Annaly Capital Management Inc. (NLY), American Capital Agency Corp. (AGNC), Starwood Property Trust (STWD), Chimera Investment Corporation (CIM), MFA Financial, Inc. (MFA), Two Harbors Investment Corp. (TWO), Hatteras Financial Corp. (HTS), Invesco Mortgage Capital Inc. (IVR), Newcastle Investment Corporation (NCT), Cypress Sharpridge Investments (CYS).
And here's my very simple 3-ETF portfolio suggestion for investors that want the traditional long-term potential gains expected from dividend growth stocks.
THE DIVIDEND GROWTH ETF PORTFOLIO
|ETF||Type||Yield||Dividend Growth||% Portfolio|
|Total Avg.||ETF Portfolio||4.7%||8.3%||13.0 (ChowDex)|
There you have it. Three purchases with a 4.7% yield and a dividend growth rate history of 8.3%. On the Chowdex, we are at a baker's dozen. With this portfolio, you don't have to watch it. You don't have to monitor the companies within. That is done for you by the index providers. An investor could rebalance quarterly, twice a year, or perhaps annually. That said, must of the rebalancing could be accomplished on an ongoing basis with the considerable income that the portfolio will be generating. When you see an ETF is underweight, add the new monies into that ETF.

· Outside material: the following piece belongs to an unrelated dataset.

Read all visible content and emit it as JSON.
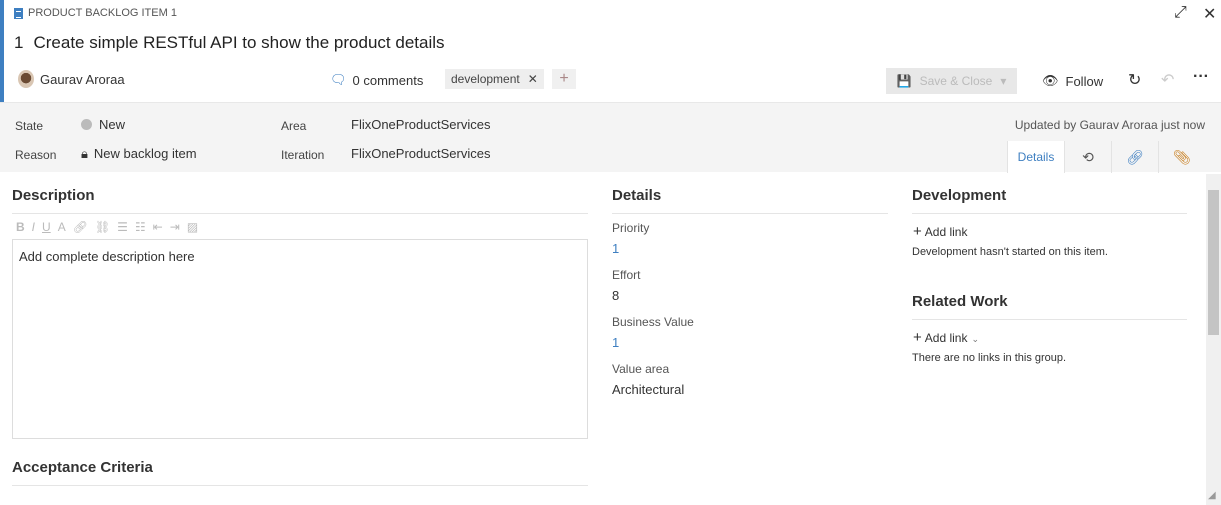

This portfolio is certainly worth considering for those who do not want to manage a DG portfolio of 20-30 or more names. And it's ideal for those who are new to investing or have limited funds. It can certainly be cost prohibitive to start a stock portfolio with amounts under $20,000. What's more, it's almost impossible to have a diversified portfolio with small amounts.
That said, I would think there is certainly the likelihood that this simple 3-ETF portfolio will perform as well as many individual stock-picker portfolios. It has the numbers. It has the diversification.
Also, many investors who practice asset allocation could use these ETFs to beef up their equity yield component.
Quite simply it is possible to build a dividend growth portfolio with ETFs. With three ETFs to be exact. The portfolio's weakness, like most dividend growth portfolios, is a lack of international diversification. Many DG investors feel they have international exposure with their U.S. multinationals that are generating impressive profits overseas, but as I demonstrated in this article - sorry your dividends are not coming home any time soon.